In un vecchio film di Woody Allen si vede il protagonista (Woody stesso) rifornirsi al banco di un’edicola di ogni genere di giornali; finché, carico come un mulo, aggiunge con nonchalance al mucchio il solo acquisto che si precipita a sfogliare appena arrivato a casa: una rivista porno. Riccardo Schicchi, scomparso domenica scorsa nella quasi indifferenza generale, non solo per tutta la vita ha fatto il contrario, ma lo ha fatto nel paese più cattolico (e quindi più ossessionato dal sesso) al mondo.

Sebbene nel posto sbagliato, Schicchi lo ha fatto però al momento giusto, almeno all’inizio della sua carriera. Dopo l’apprendistato come fotoreporter negli anni Settanta si inventa dal nulla imprenditore e regista del porno e talent scout dal fiuto implacabile (quando scopriva qualcuna lui, di coperto restava ben poco). Comincia con Cicciolina, prosegue le varie Barbarella, Pussycat, Ramba (inutile chiedere qualche informazione in più agli amici: tutti vi diranno che non le hanno mai sentite nominare). Gli riuscì perfino il colpo di lanciare una pornostar maschile, Rocco Siffredi, che è un po’ come far eleggere un non inquisito nelle liste di Forza Italia.

Siccome era un coerente, si sposò con Eva Henger. Ma il suo capolavoro fu Moana Pozzi, divenuta la santa protettrice del porno nazionale, capace di renderlo trasversale rispetto all’editoria, al cinema e perfino alla televisione. Le ex pornostar approdate in video dopo avere appeso il pitone al chiodo non ci sono mai mancate; ma Moana è stata l’unica a diventare in contemporanea sia porno che pop-star. Siamo alla fine degli anni Ottanta, l’apice della stagione di gloria di Schicchi, quando erotismo, pornografia e trash televisivo sconfinano tra loro.
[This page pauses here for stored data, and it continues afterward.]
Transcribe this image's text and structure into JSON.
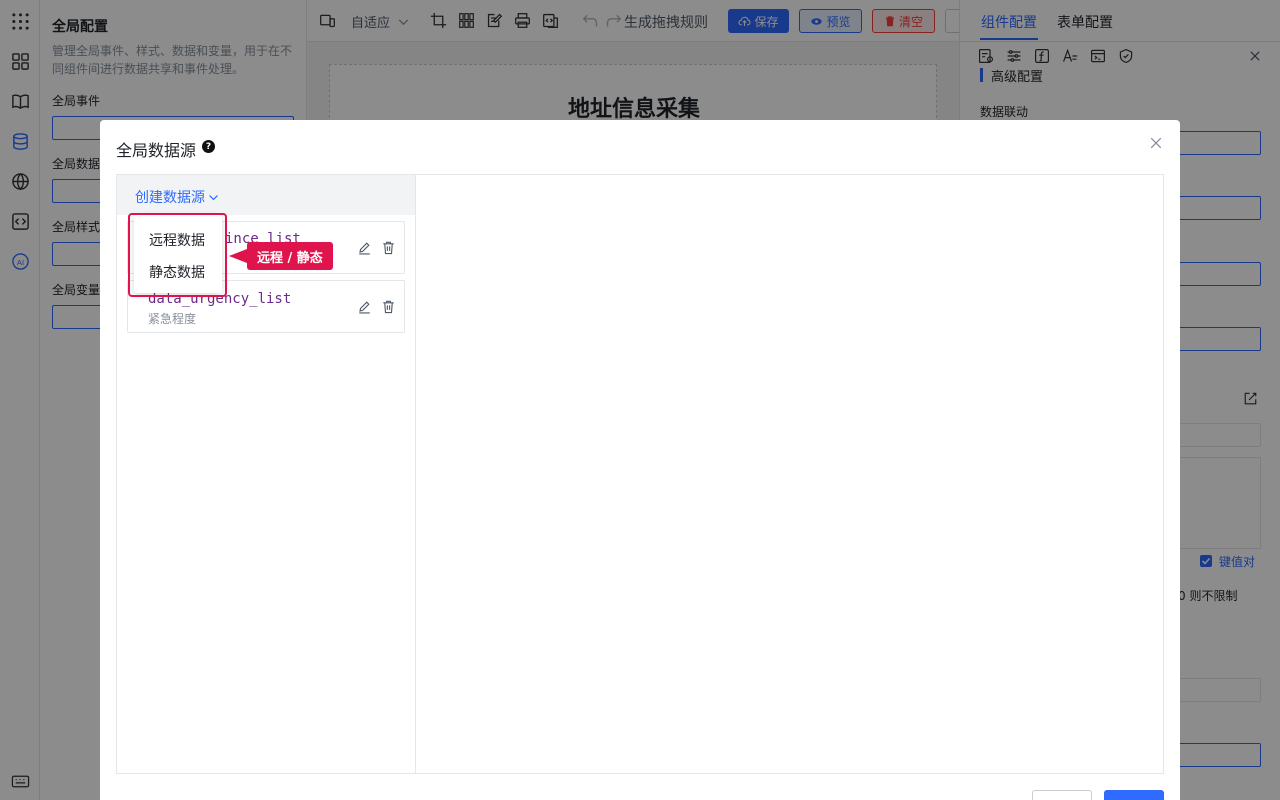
{
  "global_panel": {
    "title": "全局配置",
    "description": "管理全局事件、样式、数据和变量，用于在不同组件间进行数据共享和事件处理。",
    "sections": [
      "全局事件",
      "全局数据",
      "全局样式",
      "全局变量"
    ]
  },
  "toolbar": {
    "layout_mode": "自适应",
    "generate_rules": "生成拖拽规则",
    "save": "保存",
    "preview": "预览",
    "clear": "清空"
  },
  "canvas": {
    "form_title": "地址信息采集"
  },
  "right_panel": {
    "tabs": [
      "组件配置",
      "表单配置"
    ],
    "section_title": "高级配置",
    "linkage_label": "数据联动",
    "kv_checkbox": "键值对",
    "limit_hint": "0 则不限制"
  },
  "modal": {
    "title": "全局数据源",
    "help_icon": "?",
    "create_label": "创建数据源",
    "dropdown_options": [
      "远程数据",
      "静态数据"
    ],
    "callout": "远程 / 静态",
    "datasources": [
      {
        "name": "data_province_list",
        "visible_name": "ince_list",
        "desc": ""
      },
      {
        "name": "data_urgency_list",
        "visible_name": "data_urgency_list",
        "desc": "紧急程度"
      }
    ],
    "colors": {
      "primary": "#2f6bff",
      "highlight": "#e0144c",
      "code": "#6b2b8a"
    }
  }
}
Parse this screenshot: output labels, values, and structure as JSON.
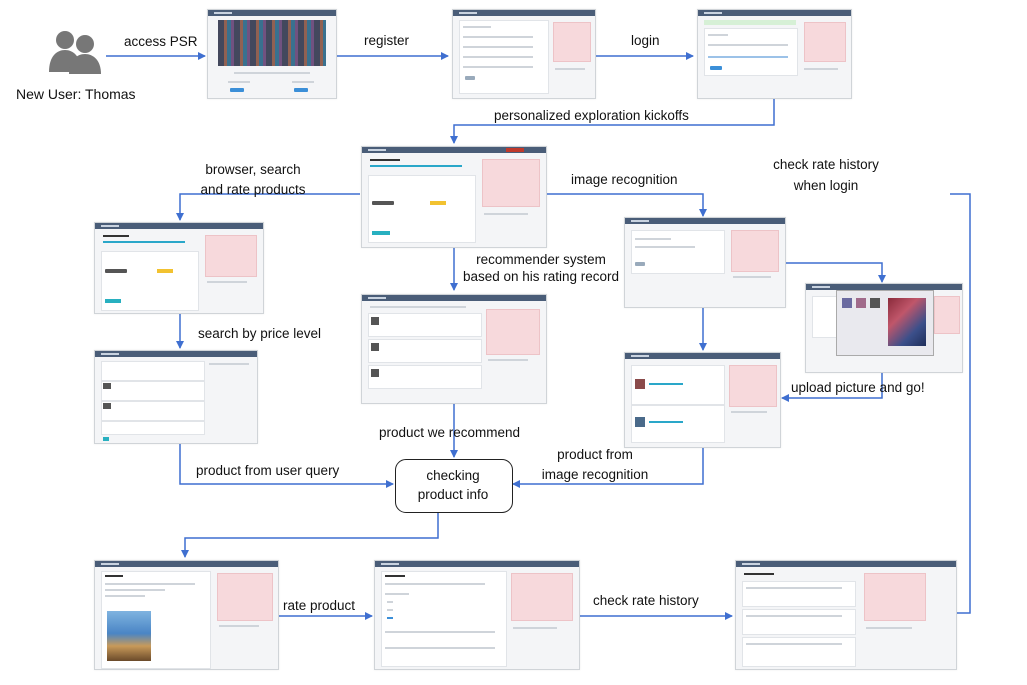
{
  "actor": {
    "label": "New User: Thomas",
    "icon": "users-icon"
  },
  "center_node": {
    "line1": "checking",
    "line2": "product info"
  },
  "edges": {
    "access": "access PSR",
    "register": "register",
    "login": "login",
    "kickoff": "personalized exploration kickoffs",
    "browse_1": "browser, search",
    "browse_2": "and rate products",
    "image_rec": "image recognition",
    "history_1": "check rate history",
    "history_2": "when login",
    "recsys_1": "recommender system",
    "recsys_2": "based on his rating record",
    "price": "search by price level",
    "upload": "upload picture and go!",
    "we_recommend": "product we recommend",
    "from_query": "product from user query",
    "from_image_1": "product from",
    "from_image_2": "image recognition",
    "rate": "rate product",
    "check_history": "check rate history"
  },
  "colors": {
    "arrow": "#3f6fd0",
    "header": "#4a5d78",
    "pink": "#f7d9dc"
  }
}
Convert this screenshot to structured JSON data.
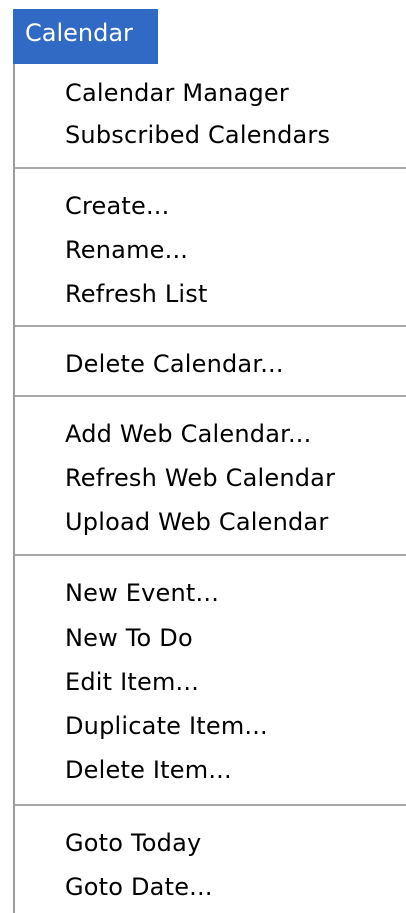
{
  "menu": {
    "title": "Calendar",
    "groups": [
      {
        "items": [
          "Calendar Manager",
          "Subscribed Calendars"
        ]
      },
      {
        "items": [
          "Create...",
          "Rename...",
          "Refresh List"
        ]
      },
      {
        "items": [
          "Delete Calendar..."
        ]
      },
      {
        "items": [
          "Add Web Calendar...",
          "Refresh Web Calendar",
          "Upload Web Calendar"
        ]
      },
      {
        "items": [
          "New Event...",
          "New To Do",
          "Edit Item...",
          "Duplicate Item...",
          "Delete Item..."
        ]
      },
      {
        "items": [
          "Goto Today",
          "Goto Date..."
        ]
      }
    ]
  },
  "colors": {
    "highlight": "#316ac5",
    "text": "#000000",
    "separator": "#a8a8a8"
  }
}
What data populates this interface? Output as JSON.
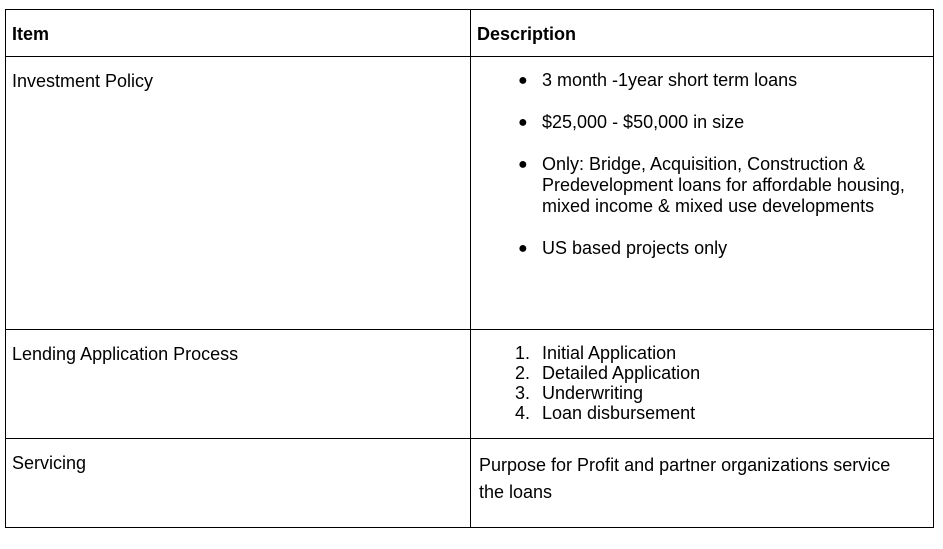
{
  "table": {
    "headers": {
      "item": "Item",
      "description": "Description"
    },
    "rows": [
      {
        "item": "Investment Policy",
        "bullets": [
          "3 month -1year short term loans",
          "$25,000 - $50,000 in size",
          "Only: Bridge, Acquisition, Construction & Predevelopment loans for affordable housing, mixed income & mixed use developments",
          "US based projects only"
        ]
      },
      {
        "item": "Lending Application Process",
        "steps": [
          {
            "num": "1.",
            "text": "Initial Application"
          },
          {
            "num": "2.",
            "text": "Detailed Application"
          },
          {
            "num": "3.",
            "text": "Underwriting"
          },
          {
            "num": "4.",
            "text": "Loan disbursement"
          }
        ]
      },
      {
        "item": "Servicing",
        "text": "Purpose for Profit and partner organizations service the loans"
      }
    ]
  },
  "bullet_glyph": "●"
}
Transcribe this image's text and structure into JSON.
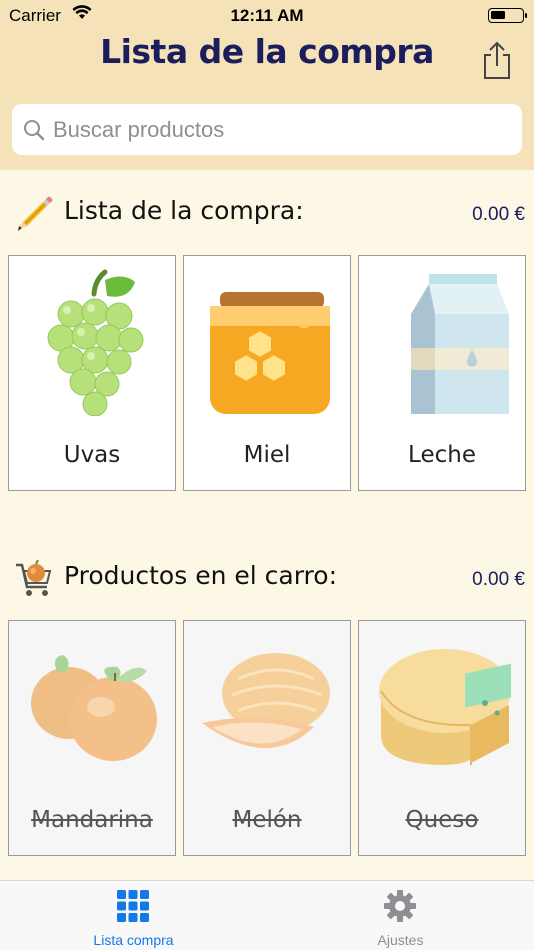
{
  "status_bar": {
    "carrier": "Carrier",
    "time": "12:11 AM"
  },
  "header": {
    "title": "Lista de la compra",
    "share_icon": "share-icon"
  },
  "search": {
    "placeholder": "Buscar productos",
    "value": ""
  },
  "shopping_list": {
    "title": "Lista de la compra:",
    "total": "0.00 €",
    "icon": "pencil-icon",
    "items": [
      {
        "label": "Uvas",
        "icon": "grapes-icon"
      },
      {
        "label": "Miel",
        "icon": "honey-jar-icon"
      },
      {
        "label": "Leche",
        "icon": "milk-carton-icon"
      }
    ]
  },
  "cart": {
    "title": "Productos en el carro:",
    "total": "0.00 €",
    "icon": "shopping-cart-icon",
    "items": [
      {
        "label": "Mandarina",
        "icon": "mandarin-icon"
      },
      {
        "label": "Melón",
        "icon": "melon-icon"
      },
      {
        "label": "Queso",
        "icon": "cheese-icon"
      }
    ]
  },
  "tabbar": {
    "tabs": [
      {
        "label": "Lista compra",
        "icon": "grid-icon",
        "active": true
      },
      {
        "label": "Ajustes",
        "icon": "gear-icon",
        "active": false
      }
    ]
  },
  "colors": {
    "header_bg": "#f6e2b9",
    "page_bg": "#fdf8e6",
    "title": "#1a1e5c",
    "tab_active": "#1479e6"
  }
}
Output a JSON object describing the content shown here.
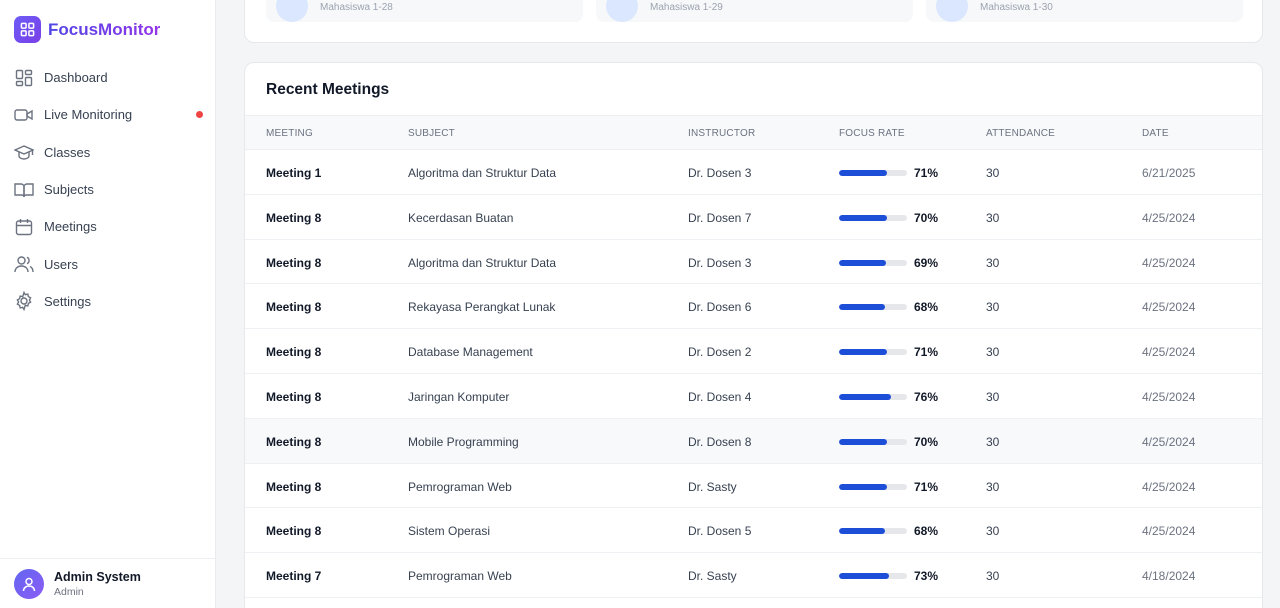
{
  "app": {
    "name": "FocusMonitor"
  },
  "sidebar": {
    "items": [
      {
        "label": "Dashboard",
        "icon": "dashboard-icon"
      },
      {
        "label": "Live Monitoring",
        "icon": "video-icon",
        "live": true
      },
      {
        "label": "Classes",
        "icon": "graduation-cap-icon"
      },
      {
        "label": "Subjects",
        "icon": "book-icon"
      },
      {
        "label": "Meetings",
        "icon": "calendar-icon"
      },
      {
        "label": "Users",
        "icon": "users-icon"
      },
      {
        "label": "Settings",
        "icon": "gear-icon"
      }
    ],
    "user": {
      "name": "Admin System",
      "role": "Admin"
    }
  },
  "top_cards": [
    {
      "label": "Mahasiswa 1-28"
    },
    {
      "label": "Mahasiswa 1-29"
    },
    {
      "label": "Mahasiswa 1-30"
    }
  ],
  "recent_meetings": {
    "title": "Recent Meetings",
    "columns": [
      "MEETING",
      "SUBJECT",
      "INSTRUCTOR",
      "FOCUS RATE",
      "ATTENDANCE",
      "DATE"
    ],
    "rows": [
      {
        "meeting": "Meeting 1",
        "subject": "Algoritma dan Struktur Data",
        "instructor": "Dr. Dosen 3",
        "focus": 71,
        "focus_label": "71%",
        "attendance": "30",
        "date": "6/21/2025"
      },
      {
        "meeting": "Meeting 8",
        "subject": "Kecerdasan Buatan",
        "instructor": "Dr. Dosen 7",
        "focus": 70,
        "focus_label": "70%",
        "attendance": "30",
        "date": "4/25/2024"
      },
      {
        "meeting": "Meeting 8",
        "subject": "Algoritma dan Struktur Data",
        "instructor": "Dr. Dosen 3",
        "focus": 69,
        "focus_label": "69%",
        "attendance": "30",
        "date": "4/25/2024"
      },
      {
        "meeting": "Meeting 8",
        "subject": "Rekayasa Perangkat Lunak",
        "instructor": "Dr. Dosen 6",
        "focus": 68,
        "focus_label": "68%",
        "attendance": "30",
        "date": "4/25/2024"
      },
      {
        "meeting": "Meeting 8",
        "subject": "Database Management",
        "instructor": "Dr. Dosen 2",
        "focus": 71,
        "focus_label": "71%",
        "attendance": "30",
        "date": "4/25/2024"
      },
      {
        "meeting": "Meeting 8",
        "subject": "Jaringan Komputer",
        "instructor": "Dr. Dosen 4",
        "focus": 76,
        "focus_label": "76%",
        "attendance": "30",
        "date": "4/25/2024"
      },
      {
        "meeting": "Meeting 8",
        "subject": "Mobile Programming",
        "instructor": "Dr. Dosen 8",
        "focus": 70,
        "focus_label": "70%",
        "attendance": "30",
        "date": "4/25/2024",
        "highlighted": true
      },
      {
        "meeting": "Meeting 8",
        "subject": "Pemrograman Web",
        "instructor": "Dr. Sasty",
        "focus": 71,
        "focus_label": "71%",
        "attendance": "30",
        "date": "4/25/2024"
      },
      {
        "meeting": "Meeting 8",
        "subject": "Sistem Operasi",
        "instructor": "Dr. Dosen 5",
        "focus": 68,
        "focus_label": "68%",
        "attendance": "30",
        "date": "4/25/2024"
      },
      {
        "meeting": "Meeting 7",
        "subject": "Pemrograman Web",
        "instructor": "Dr. Sasty",
        "focus": 73,
        "focus_label": "73%",
        "attendance": "30",
        "date": "4/18/2024"
      }
    ]
  },
  "colors": {
    "accent": "#1d4ed8",
    "brand_start": "#4f46e5",
    "brand_end": "#9333ea",
    "live": "#ef4444"
  }
}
Poi, all’improvviso, tutto precipitò. Ora che i film sono pensati per il tv color del tinello di casa, non certo per il grande schermo, ora che le sale muoiono come mosche, a cantare il fascino ambiguo eppure straziante dei Cinema Cielo, dove passavano gli orgasmi di celluloide di Moana e compagnia, è rimasto giusto Danio Manfredini. Si resta stupiti nell’apprendere che Schicchi aveva soltanto sessant’anni, e che nemmeno venti ne sono passati dalla morte della Pozzi. Quel porno ruspante e ruggente sembra risalire a un’altra era geologica, oggi che basta accendere un tablet per ritrovarsi in mano il proprio teatrino a luci rosse personale.

Forse non è possibile morire al momento giusto, ma di sicuro Schicchi ha scelto un giorno adatto per andarsene. Lo stesso giorno in cui è finito in manette per sospetta evasione fiscale il fondatore di You Porn Fabian Thylmann fondatore di un impero stimato non meno di 50 milioni di dollari di fatturato all’anno. L’uomo simbolo dell’evoluzione global del business così local (anzi, strapaesano) di Riccardo Schicchi.

Oggi, anche se tutti continuano a fare finta di nulla, nessuno ha più bisogno di svaligiare l’edicola sotto casa per scoprire le ultime prodezze di una pornostar.